The November 2020 election is about a year away, but the impeachment drama seems likely to play out much sooner.

How will all of that play in the swing state of Wisconsin, called “ground zero” of the 2020 campaign?

Early polling indicates fewer Wisconsin voters than voters nationwide jumping on the impeachment bandwagon.

Wisconsin voters are split over whether there is enough evidence to hold impeachment hearings against President Trump, according to the latest Marquette University Law School Poll released Oct. 23.

Forty-six percent believe there is enough evidence now to hold hearings, while 49 percent disagreed. 

Survey Director Charles Franklin said there was slightly less support among Wisconsin voters than the average of national surveys. Still, support for hearings is up significantly from the spring, when Marquette found a split of 29-65.

Franklin called that a “notable upturn.”

There was a split among partisans with Democrats much more likely to support impeachment hearings than Republicans. Among independents, 35% backed hearings, while 53% didn’t. Franklin said independents also were less likely to have followed coverage of the allegations against the president.

The poll also found 44% support impeaching the president and removing him from office, while 51% don’t.
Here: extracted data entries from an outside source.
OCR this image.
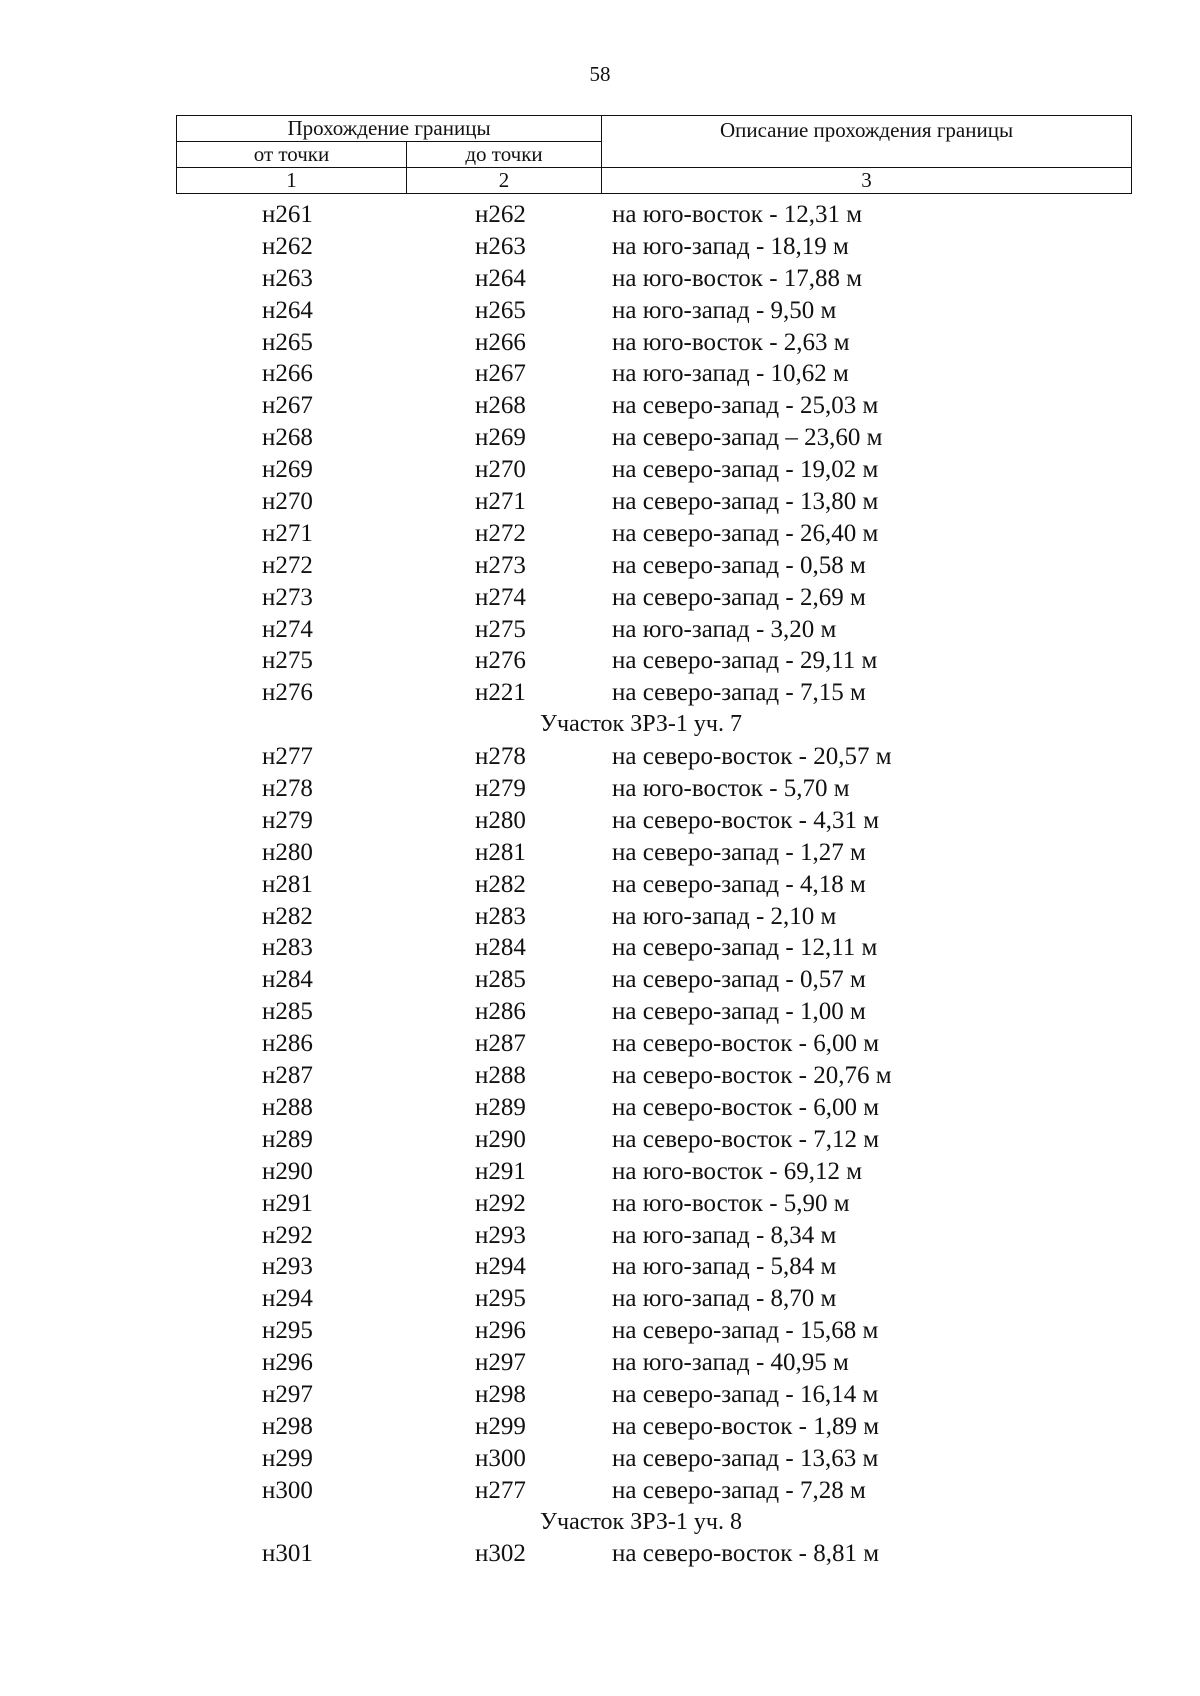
58
Прохождение границы		Описание прохождения границы
от точки	до точки	
1	2	3
н261	н262	на юго-восток - 12,31 м
н262	н263	на юго-запад - 18,19 м
н263	н264	на юго-восток - 17,88 м
н264	н265	на юго-запад - 9,50 м
н265	н266	на юго-восток - 2,63 м
н266	н267	на юго-запад - 10,62 м
н267	н268	на северо-запад - 25,03 м
н268	н269	на северо-запад – 23,60 м
н269	н270	на северо-запад - 19,02 м
н270	н271	на северо-запад - 13,80 м
н271	н272	на северо-запад - 26,40 м
н272	н273	на северо-запад - 0,58 м
н273	н274	на северо-запад - 2,69 м
н274	н275	на юго-запад - 3,20 м
н275	н276	на северо-запад - 29,11 м
н276	н221	на северо-запад - 7,15 м
Участок ЗРЗ-1 уч. 7
н277	н278	на северо-восток - 20,57 м
н278	н279	на юго-восток - 5,70 м
н279	н280	на северо-восток - 4,31 м
н280	н281	на северо-запад - 1,27 м
н281	н282	на северо-запад - 4,18 м
н282	н283	на юго-запад - 2,10 м
н283	н284	на северо-запад - 12,11 м
н284	н285	на северо-запад - 0,57 м
н285	н286	на северо-запад - 1,00 м
н286	н287	на северо-восток - 6,00 м
н287	н288	на северо-восток - 20,76 м
н288	н289	на северо-восток - 6,00 м
н289	н290	на северо-восток - 7,12 м
н290	н291	на юго-восток - 69,12 м
н291	н292	на юго-восток - 5,90 м
н292	н293	на юго-запад - 8,34 м
н293	н294	на юго-запад - 5,84 м
н294	н295	на юго-запад - 8,70 м
н295	н296	на северо-запад - 15,68 м
н296	н297	на юго-запад - 40,95 м
н297	н298	на северо-запад - 16,14 м
н298	н299	на северо-восток - 1,89 м
н299	н300	на северо-запад - 13,63 м
н300	н277	на северо-запад - 7,28 м
Участок ЗРЗ-1 уч. 8
н301	н302	на северо-восток - 8,81 м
Overall, 46% of voters approve of the job Trump is doing, while 51% disapprove compared to a 45-53 split in the August survey.

The poll didn’t find much change in the head-to-head matchups pitting Trump against Democratic presidential contenders.
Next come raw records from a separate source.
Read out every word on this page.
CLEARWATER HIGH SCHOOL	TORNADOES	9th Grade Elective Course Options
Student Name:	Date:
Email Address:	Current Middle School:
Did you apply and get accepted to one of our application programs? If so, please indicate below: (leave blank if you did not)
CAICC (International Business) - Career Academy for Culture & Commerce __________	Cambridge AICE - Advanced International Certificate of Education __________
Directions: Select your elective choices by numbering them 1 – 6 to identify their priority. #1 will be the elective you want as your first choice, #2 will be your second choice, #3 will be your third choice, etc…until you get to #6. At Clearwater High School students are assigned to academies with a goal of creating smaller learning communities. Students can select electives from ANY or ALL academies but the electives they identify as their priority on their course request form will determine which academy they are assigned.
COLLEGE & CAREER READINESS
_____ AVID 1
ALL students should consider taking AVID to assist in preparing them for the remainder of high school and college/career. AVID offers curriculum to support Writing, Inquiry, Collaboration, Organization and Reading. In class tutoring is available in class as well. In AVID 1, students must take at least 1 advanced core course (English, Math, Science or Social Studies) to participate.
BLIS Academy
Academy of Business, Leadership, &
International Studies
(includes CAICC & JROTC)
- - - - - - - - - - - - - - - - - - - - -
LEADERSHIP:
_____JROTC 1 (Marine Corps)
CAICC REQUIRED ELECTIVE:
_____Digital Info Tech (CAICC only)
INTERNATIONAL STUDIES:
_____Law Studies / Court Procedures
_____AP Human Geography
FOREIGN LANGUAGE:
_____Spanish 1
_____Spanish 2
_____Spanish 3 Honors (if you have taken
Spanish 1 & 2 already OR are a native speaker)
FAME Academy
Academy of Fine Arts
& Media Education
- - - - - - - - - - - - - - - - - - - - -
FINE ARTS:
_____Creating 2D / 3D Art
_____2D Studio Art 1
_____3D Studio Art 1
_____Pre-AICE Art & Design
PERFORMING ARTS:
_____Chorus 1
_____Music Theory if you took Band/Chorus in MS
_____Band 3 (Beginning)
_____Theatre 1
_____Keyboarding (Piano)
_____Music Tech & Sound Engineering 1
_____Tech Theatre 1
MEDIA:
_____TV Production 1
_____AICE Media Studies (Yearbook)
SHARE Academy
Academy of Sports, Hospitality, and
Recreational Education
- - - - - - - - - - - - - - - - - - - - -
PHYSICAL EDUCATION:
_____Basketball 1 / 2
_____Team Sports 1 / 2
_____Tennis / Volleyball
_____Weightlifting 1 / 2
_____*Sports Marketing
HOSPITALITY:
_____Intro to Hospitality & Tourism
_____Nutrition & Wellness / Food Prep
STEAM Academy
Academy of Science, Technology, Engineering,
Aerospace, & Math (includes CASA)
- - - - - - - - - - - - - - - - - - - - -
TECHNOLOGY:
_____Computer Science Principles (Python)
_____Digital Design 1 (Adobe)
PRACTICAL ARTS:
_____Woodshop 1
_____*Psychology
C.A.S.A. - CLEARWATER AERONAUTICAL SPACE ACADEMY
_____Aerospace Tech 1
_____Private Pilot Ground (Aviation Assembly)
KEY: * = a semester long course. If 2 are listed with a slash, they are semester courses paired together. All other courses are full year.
Former Vice President Joe Biden was favored by 50% of respondents, while 44% backed Trump. The change from the 51-42 split in Biden’s favor in the August poll was within the margin of error.

Forty-eight percent backed U.S. Sen. Bernie Sanders, while 46 favored Trump; it was 47% to 46% for U.S. Sen. Elizabeth Warren versus Trump; and it was 45% to 43% for Trump versus Pete Buttigieg, mayor of South Bend, Ind.
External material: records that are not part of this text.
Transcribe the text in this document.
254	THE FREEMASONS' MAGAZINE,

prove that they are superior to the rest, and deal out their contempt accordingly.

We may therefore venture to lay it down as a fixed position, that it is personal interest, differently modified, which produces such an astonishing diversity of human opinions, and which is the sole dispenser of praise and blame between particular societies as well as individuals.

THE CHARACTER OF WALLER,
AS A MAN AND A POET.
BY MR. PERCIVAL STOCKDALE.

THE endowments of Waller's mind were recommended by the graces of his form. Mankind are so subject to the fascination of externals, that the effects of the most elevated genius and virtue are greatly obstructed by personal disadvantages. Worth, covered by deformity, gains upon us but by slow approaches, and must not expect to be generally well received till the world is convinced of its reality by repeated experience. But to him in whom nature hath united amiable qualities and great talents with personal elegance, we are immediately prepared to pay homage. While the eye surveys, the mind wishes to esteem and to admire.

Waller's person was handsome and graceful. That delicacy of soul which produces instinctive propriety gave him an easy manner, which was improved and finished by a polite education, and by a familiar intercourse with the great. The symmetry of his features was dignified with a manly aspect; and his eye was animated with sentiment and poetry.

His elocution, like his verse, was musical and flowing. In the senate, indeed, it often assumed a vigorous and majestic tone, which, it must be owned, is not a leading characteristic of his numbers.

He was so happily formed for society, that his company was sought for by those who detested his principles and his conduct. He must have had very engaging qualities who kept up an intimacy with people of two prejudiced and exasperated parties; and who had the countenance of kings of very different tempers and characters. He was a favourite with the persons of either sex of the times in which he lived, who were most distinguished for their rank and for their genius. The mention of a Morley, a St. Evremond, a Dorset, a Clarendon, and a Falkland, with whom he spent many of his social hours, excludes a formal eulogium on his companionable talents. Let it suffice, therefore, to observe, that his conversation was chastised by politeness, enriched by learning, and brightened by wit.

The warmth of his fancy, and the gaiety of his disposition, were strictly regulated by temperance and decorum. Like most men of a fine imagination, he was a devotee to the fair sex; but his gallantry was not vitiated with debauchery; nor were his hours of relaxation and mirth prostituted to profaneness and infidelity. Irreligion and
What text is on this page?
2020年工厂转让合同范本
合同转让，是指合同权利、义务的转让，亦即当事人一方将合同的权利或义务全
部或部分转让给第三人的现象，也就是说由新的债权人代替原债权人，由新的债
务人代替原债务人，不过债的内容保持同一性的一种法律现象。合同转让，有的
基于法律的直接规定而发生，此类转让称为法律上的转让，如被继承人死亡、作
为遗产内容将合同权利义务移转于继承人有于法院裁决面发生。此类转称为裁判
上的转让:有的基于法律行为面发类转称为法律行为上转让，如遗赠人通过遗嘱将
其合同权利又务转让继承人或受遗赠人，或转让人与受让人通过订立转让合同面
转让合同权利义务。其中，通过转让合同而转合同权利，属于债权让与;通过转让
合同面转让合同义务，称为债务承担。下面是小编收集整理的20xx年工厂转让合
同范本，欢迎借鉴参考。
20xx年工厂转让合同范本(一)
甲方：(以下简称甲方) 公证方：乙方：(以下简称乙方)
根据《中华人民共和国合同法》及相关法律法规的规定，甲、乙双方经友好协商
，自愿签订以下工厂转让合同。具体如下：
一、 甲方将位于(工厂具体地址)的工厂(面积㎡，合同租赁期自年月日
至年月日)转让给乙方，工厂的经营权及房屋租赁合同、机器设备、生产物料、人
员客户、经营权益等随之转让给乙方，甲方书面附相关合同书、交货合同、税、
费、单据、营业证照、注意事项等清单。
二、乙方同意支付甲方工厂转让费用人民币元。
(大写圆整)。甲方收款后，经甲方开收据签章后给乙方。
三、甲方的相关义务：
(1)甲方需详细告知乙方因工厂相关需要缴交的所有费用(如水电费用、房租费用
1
Biden continued to be the first choice among Democrats in the presidential primary, while Warren leapfrogged Sanders into second place.

And more than half of Wisconsin voters continued to approve of the job Gov. Tony Evers is doing. 

The latest poll found 52% approve of the governor’s job performance, compared to 34% who disapproved. In August, the spread was 54-34. 

Meanwhile, 55% say the state is headed in the right direction, while 39% believe it’s off on the wrong track. Last month, that was 55-37. 

The poll also found 46% of respondents have a favorable impression of U.S. Sen. Tammy Baldwin, D-Madison, while 39% had a negative one. For U.S. Sen. Ron Johnson, R-Oshkosh, the split was 40-29. 

The poll of 799 voters was conducted Oct. 13-17 with 60% of the interviews conducted over cell phones. The margin of error was plus or minus 4.2 percentage points.

The poll sample was 45% Republican and 44% Democratic with leaners included. That compares to a long-term average of 45-45.

The sample of those planning to vote in the Democratic presidential primary included 379 respondents, and it has a margin of error of plus or minus 6.3 percentage points.